Infelizmente, esse tipo de entendimento, de conduta, não diz
respeito apenas a políticos, mas muita gente do povo, digamos assim,
age de modo parecido.
Ilustremos
a conversa. O sujeito se candidata a presidente da República,
governador de Estado ou prefeito, acaba eleito e assim que assume a
respectiva administração desanda a falar que “herdou” dívidas
imensas e problemas difíceis demais de serem administrados. Na
verdade, isso aí já mostra que o camarada no poder enxerga aquilo
ali como sendo a extensão do patrimônio pessoal doravante.
A
contabilidade nos ensina que o patrimônio é formado por bens,
direitos e obrigações. No caso em tela, o sujeito costuma fazer uma
livre adaptação do conceito, porque, emboletado no poder, age como
se o patrimônio fosse composto apenas de bens e direitos, as
obrigações são repassadas a terceiros. Pior ainda, né? Mas
continuemos.
A
propósito, a visão distorcida do patrimônio público, neste caso,
leva as pessoas a desmerecerem o trabalho anteriormente realizado.
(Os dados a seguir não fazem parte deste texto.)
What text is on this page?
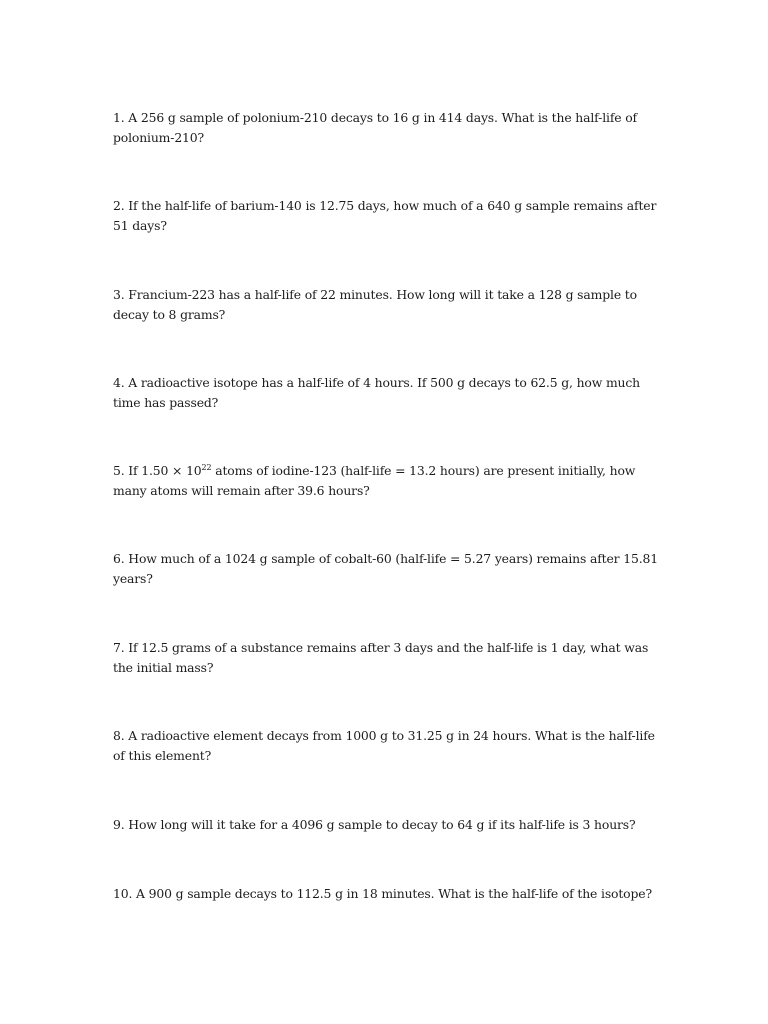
1. A 256 g sample of polonium-210 decays to 16 g in 414 days. What is the half-life of polonium-210?

2. If the half-life of barium-140 is 12.75 days, how much of a 640 g sample remains after 51 days?

3. Francium-223 has a half-life of 22 minutes. How long will it take a 128 g sample to decay to 8 grams?

4. A radioactive isotope has a half-life of 4 hours. If 500 g decays to 62.5 g, how much time has passed?

5. If $1.50 \times 10^{22}$ atoms of iodine-123 (half-life = 13.2 hours) are present initially, how many atoms will remain after 39.6 hours?

6. How much of a 1024 g sample of cobalt-60 (half-life = 5.27 years) remains after 15.81 years?

7. If 12.5 grams of a substance remains after 3 days and the half-life is 1 day, what was the initial mass?

8. A radioactive element decays from 1000 g to 31.25 g in 24 hours. What is the half-life of this element?

9. How long will it take for a 4096 g sample to decay to 64 g if its half-life is 3 hours?

10. A 900 g sample decays to 112.5 g in 18 minutes. What is the half-life of the isotope?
Fica assim. O mundo só existe a partir do momento em que a criatura
toma posse. Exemplifico. O Lula no poder cansou os ouvidos alheios
com a expressão “nunca antes neste país”, sempre ao se referir
aos feitos de suas gestões à frente do governo federal.
Hoje
em dia assistimos tanto ao presidente Bolsonaro como aos seus
auxiliares mais próximos e apoiadores em geral, se referindo às
questões sob a responsabilidade do governo federal como algo que, no
mínimo, não funciona. A expressão o Brasil está quebrado é
espécie de mantra para as autoridades do momento. E tome, além
disso, confusão entre o que é o Brasil e o que é o Governo
brasileiro. Alguém duvida que o Brasil é maior do que o Governo?
Andemos.
Parece
que essa forma de confundir uma coisa com a outra justifica o costume
dos políticos brasileiros (lembrando, em tempo, que nem só
políticos brasileiros metem as mãos na bolsa da viúva) se
apropriarem do patrimônio de todos. Trazendo a conversa aqui mais
para perto de nós, quantas vezes já ouvi de pessoas que vencem
eleições municipais dizendo, por exemplo, “a prefeitura é
nossa!” A vitória nas urnas, muitas vezes, é entendida dessa
forma como uma autorização popular para se cuidar do patrimônio
público ao bel-prazer dos vitoriosos da ocasião.
Não
é algo incomum a gente perceber que o principal mandatário e seus
nomeados se destaquem por decisões até exageradamente personalistas
à frente de órgãos públicos deste Brasil de meu Deus. E isso,
posso estar errado, é uma espécie de mãe de muitas espécies de
práticas lesivas aos interesses públicos. Continuemos.
Dia
desses li a notícia de um prefeito de um município do interior de
Goiás que teve o mandato cassado pela respectiva Câmara de
vereadores após denúncia de terem sido utilizadas mão de obra e
máquinas da prefeitura daquela localidade em serviços numa fazenda
do excelentíssimo chefe do Executivo municipal. Fatos semelhantes
podem ser encontrados facilmente pelo Brasil adentro, mas vale notar
que nem sempre acontece a punição, como esta mencionada que deve
provocar batalha jurídica com resultado final a perder de vista
pelos tribunais brasileiros.
Na
“Capital da Fé” não é muito diferente também não. No dia 10
deste mês, o site do Ministério Público do Estado de Goiás
(MPE-GO) publicou matéria informando sobre a decisão liminar do
juiz Eder Jorge, da Comarca de Trindade, em ação civil pública por
improbidade administrativa, movida pelo MPE-GO, contra o secretário
de Infraestrutura, Trânsito e Transporte de Trindade, Edmar Antônio
Alves (“Coquinho”), e o coordenador executivo de Pavimentação
Asfáltica do município, Diogo de Paula Silveira.
Sim,
no caso referido no parágrafo anterior, a decisão é liminar e pode
cair na fase de recursos, bastando que os acusados comprovem que a
denúncia é equivocada, e pronto. Mas o que salta aos olhos da gente
tem a ver com isso de pessoas ao assumirem funções de gestão no
Serviço Público passem a se conduzir como se estivessem cuidando
dos próprios patrimônios.
Para
encerrar esta que era para ser apenas uma notinha e acabou ficando
maior do que o esperado, vale dizer que é chegado o momento de se
trabalhar para que aconteça a mudança de mentalidade e entendimento
das pessoas, de um modo geral, a respeito dos cuidados necessários a
serem observados por aqueles que se propõem a administrar a chamada
coisa pública, que pertence a todos e não apenas a alguns. Por hora
é isso aí.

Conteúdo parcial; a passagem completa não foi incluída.